In theory, we can plant potatoes mid-February but the last two years, I’ve been out in mid-March trying to cover potatoes from a late freeze. Last year, I think we had a freeze in late April or early May and I lost peppers and half the potatoes froze back. I only had enough cover materials for half of the potatoes and all those that didn’t get covered froze back, though they did come back and produce. But, this year, I’m not planting potatoes til March 1 . . maybe.
The problem I run into in this area is that the potatoes stop producing when the soil reaches 80º and that can happen pretty quickly. The best temps for producing potatoes are when the day temps are in the 60 – 65º range and we don’t have a lot of those days. We seem to go from winter to HOT but I’ve managed to have a decent potato crop every year so I’m not complaining.
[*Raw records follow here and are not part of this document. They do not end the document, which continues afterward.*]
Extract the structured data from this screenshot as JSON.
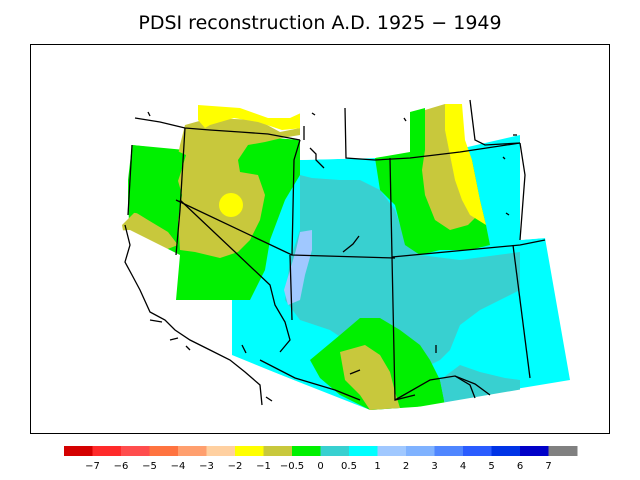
{
  "title": "PDSI reconstruction A.D. 1925 − 1949",
  "legend": {
    "colors": [
      "#d40000",
      "#ff2a2a",
      "#ff4d4d",
      "#ff7340",
      "#ff9f6e",
      "#ffd0a0",
      "#ffff00",
      "#c8c83c",
      "#00f000",
      "#38d0d0",
      "#00ffff",
      "#a0c8ff",
      "#7fb2ff",
      "#4f86ff",
      "#2a5cff",
      "#0033e6",
      "#0000c8",
      "#808080"
    ],
    "labels": [
      "−7",
      "−6",
      "−5",
      "−4",
      "−3",
      "−2",
      "−1",
      "−0.5",
      "0",
      "0.5",
      "1",
      "2",
      "3",
      "4",
      "5",
      "6",
      "7"
    ]
  }
}
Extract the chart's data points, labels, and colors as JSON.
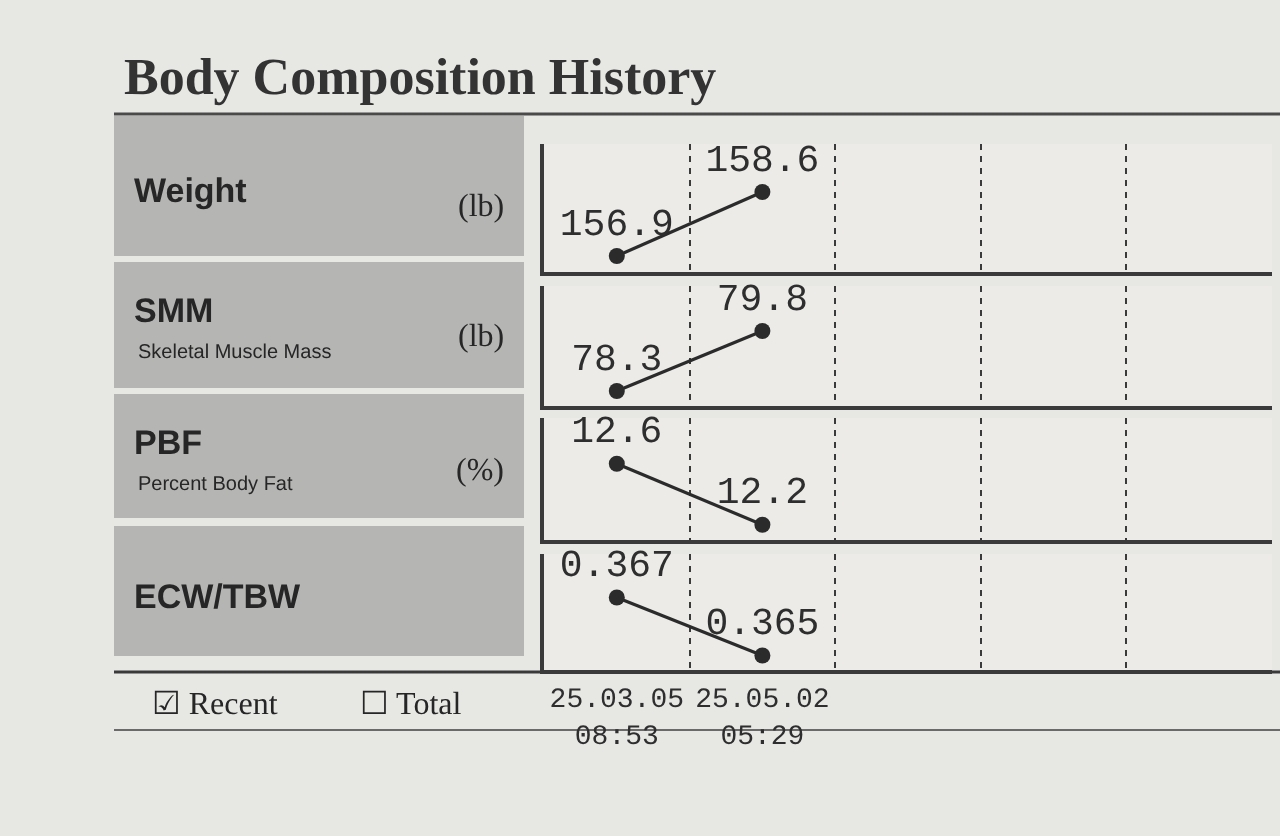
{
  "chart_data": [
    {
      "type": "line",
      "title": "Body Composition History",
      "ylabel": "(lb)",
      "categories": [
        null,
        null,
        null,
        null,
        null
      ],
      "values": [
        156.9,
        158.6,
        null,
        null,
        null
      ],
      "color": "#2b2b2b",
      "marker": "circle",
      "data_labels": true,
      "grid": "x",
      "annotations": [
        "Weight"
      ]
    },
    {
      "type": "line",
      "ylabel": "(lb)",
      "categories": [
        null,
        null,
        null,
        null,
        null
      ],
      "values": [
        78.3,
        79.8,
        null,
        null,
        null
      ],
      "color": "#2b2b2b",
      "marker": "circle",
      "data_labels": true,
      "grid": "x",
      "annotations": [
        "SMM",
        "Skeletal Muscle Mass"
      ]
    },
    {
      "type": "line",
      "ylabel": "(%)",
      "categories": [
        null,
        null,
        null,
        null,
        null
      ],
      "values": [
        12.6,
        12.2,
        null,
        null,
        null
      ],
      "color": "#2b2b2b",
      "marker": "circle",
      "data_labels": true,
      "grid": "x",
      "annotations": [
        "PBF",
        "Percent Body Fat"
      ]
    },
    {
      "type": "line",
      "categories": [
        "25.03.05\n08:53",
        "25.05.02\n05:29",
        null,
        null,
        null
      ],
      "values": [
        0.367,
        0.365,
        null,
        null,
        null
      ],
      "color": "#2b2b2b",
      "marker": "circle",
      "data_labels": true,
      "grid": "x",
      "tick_labels": "x",
      "annotations": [
        "ECW/TBW",
        "☑ Recent",
        "☐ Total"
      ]
    }
  ]
}
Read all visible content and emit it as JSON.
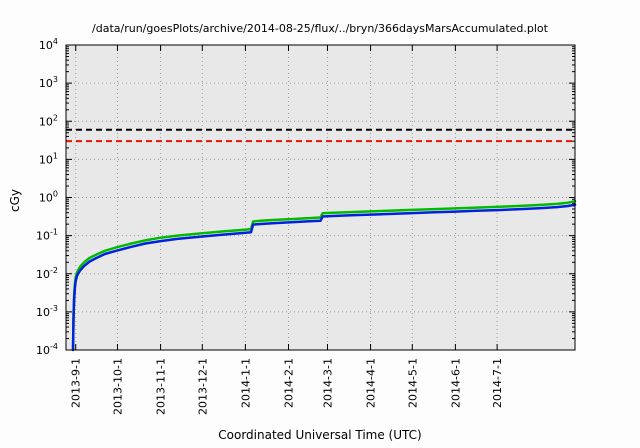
{
  "chart_data": {
    "type": "line",
    "title": "/data/run/goesPlots/archive/2014-08-25/flux/../bryn/366daysMarsAccumulated.plot",
    "xlabel": "Coordinated Universal Time (UTC)",
    "ylabel": "cGy",
    "y_scale": "log",
    "ylim": [
      0.0001,
      10000
    ],
    "y_tick_exponents": [
      4,
      3,
      2,
      1,
      0,
      -1,
      -2,
      -3,
      -4
    ],
    "x_range_days": [
      0,
      366
    ],
    "x_ticks": [
      {
        "label": "2013-9-1",
        "day": 7
      },
      {
        "label": "2013-10-1",
        "day": 37
      },
      {
        "label": "2013-11-1",
        "day": 68
      },
      {
        "label": "2013-12-1",
        "day": 98
      },
      {
        "label": "2014-1-1",
        "day": 129
      },
      {
        "label": "2014-2-1",
        "day": 160
      },
      {
        "label": "2014-3-1",
        "day": 188
      },
      {
        "label": "2014-4-1",
        "day": 219
      },
      {
        "label": "2014-5-1",
        "day": 249
      },
      {
        "label": "2014-6-1",
        "day": 280
      },
      {
        "label": "2014-7-1",
        "day": 310
      }
    ],
    "grid": true,
    "legend": "none",
    "colors": {
      "plot_bg": "#e8e8e8",
      "grid": "#9a9a9a",
      "axis": "#000000",
      "green": "#00bb00",
      "blue": "#0022dd",
      "black_limit": "#000000",
      "red_limit": "#ee1100"
    },
    "reference_lines": [
      {
        "name": "black-dashed-limit",
        "color": "#000000",
        "style": "dashed",
        "value_cGy": 60
      },
      {
        "name": "red-dashed-limit",
        "color": "#ee1100",
        "style": "dashed",
        "value_cGy": 30
      }
    ],
    "series": [
      {
        "name": "accumulated-dose-green",
        "color": "#00bb00",
        "points": [
          [
            5,
            0.0001
          ],
          [
            5.4,
            0.0008
          ],
          [
            5.8,
            0.0025
          ],
          [
            6.3,
            0.005
          ],
          [
            7,
            0.008
          ],
          [
            8,
            0.011
          ],
          [
            10,
            0.015
          ],
          [
            13,
            0.02
          ],
          [
            17,
            0.026
          ],
          [
            22,
            0.032
          ],
          [
            28,
            0.04
          ],
          [
            37,
            0.05
          ],
          [
            47,
            0.062
          ],
          [
            57,
            0.075
          ],
          [
            68,
            0.088
          ],
          [
            80,
            0.1
          ],
          [
            98,
            0.115
          ],
          [
            112,
            0.128
          ],
          [
            125,
            0.14
          ],
          [
            133,
            0.148
          ],
          [
            134.5,
            0.235
          ],
          [
            140,
            0.245
          ],
          [
            150,
            0.258
          ],
          [
            162,
            0.272
          ],
          [
            175,
            0.288
          ],
          [
            183,
            0.298
          ],
          [
            184.5,
            0.385
          ],
          [
            192,
            0.398
          ],
          [
            205,
            0.415
          ],
          [
            219,
            0.432
          ],
          [
            234,
            0.452
          ],
          [
            249,
            0.472
          ],
          [
            265,
            0.495
          ],
          [
            280,
            0.518
          ],
          [
            295,
            0.542
          ],
          [
            310,
            0.568
          ],
          [
            325,
            0.6
          ],
          [
            340,
            0.635
          ],
          [
            353,
            0.68
          ],
          [
            361,
            0.73
          ],
          [
            366,
            0.8
          ]
        ]
      },
      {
        "name": "accumulated-dose-blue",
        "color": "#0022dd",
        "points": [
          [
            5,
            0.0001
          ],
          [
            5.4,
            0.00065
          ],
          [
            5.8,
            0.002
          ],
          [
            6.3,
            0.004
          ],
          [
            7,
            0.0065
          ],
          [
            8,
            0.009
          ],
          [
            10,
            0.012
          ],
          [
            13,
            0.016
          ],
          [
            17,
            0.021
          ],
          [
            22,
            0.026
          ],
          [
            28,
            0.033
          ],
          [
            37,
            0.041
          ],
          [
            47,
            0.051
          ],
          [
            57,
            0.062
          ],
          [
            68,
            0.072
          ],
          [
            80,
            0.082
          ],
          [
            98,
            0.095
          ],
          [
            112,
            0.105
          ],
          [
            125,
            0.115
          ],
          [
            133,
            0.122
          ],
          [
            134.5,
            0.195
          ],
          [
            140,
            0.202
          ],
          [
            150,
            0.213
          ],
          [
            162,
            0.224
          ],
          [
            175,
            0.237
          ],
          [
            183,
            0.245
          ],
          [
            184.5,
            0.318
          ],
          [
            192,
            0.328
          ],
          [
            205,
            0.342
          ],
          [
            219,
            0.356
          ],
          [
            234,
            0.372
          ],
          [
            249,
            0.389
          ],
          [
            265,
            0.408
          ],
          [
            280,
            0.427
          ],
          [
            295,
            0.447
          ],
          [
            310,
            0.468
          ],
          [
            325,
            0.494
          ],
          [
            340,
            0.523
          ],
          [
            353,
            0.56
          ],
          [
            361,
            0.6
          ],
          [
            366,
            0.65
          ]
        ]
      }
    ]
  }
}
It’s kinda the same thing with tomatoes. I mostly grow the indeterminate variety of tomatoes and they will produce til the night temps rise above 70º. They can take 45 – 70 days to produce. Once day temps rise above 90º, they say the pollen dries out before pollination is accomplished and the fruit no longer is produced. Even though it seems like we have a long growing season because of our long summers, it isn’t as easy as we sometimes think it should be.
Tomato plants, if kept alive, will begin producing again once the worst of summer passes, and they will produce until frost. I usually keep a couple of plants going, just so we can eat fresh tomatoes, but the most of my tomato production, especially for canning, comes and goes pretty quickly.
Vince has tilled up the garden and he’ll till it up again before time to plant. He left these few plants that are still producing . .it’s kale, chard and celery . . we give that to the chickens but before the final pass with the tiller, we’ll pull all this out and start from scratch.
I can hardly wait to get started! I love this time of year — the anticipation and a new crop of tomatoes, potatoes, peas, corn, onions, asparagus, strawberries, peppers, eggplants . . yep, I can hardly wait.
I have read that one can buy old sheets or sheer curtains from thrift shops to use as row covers. Perhaps something like that would help. I have wondered about mattress covers – the waffly type. The key is liquid has to go through them.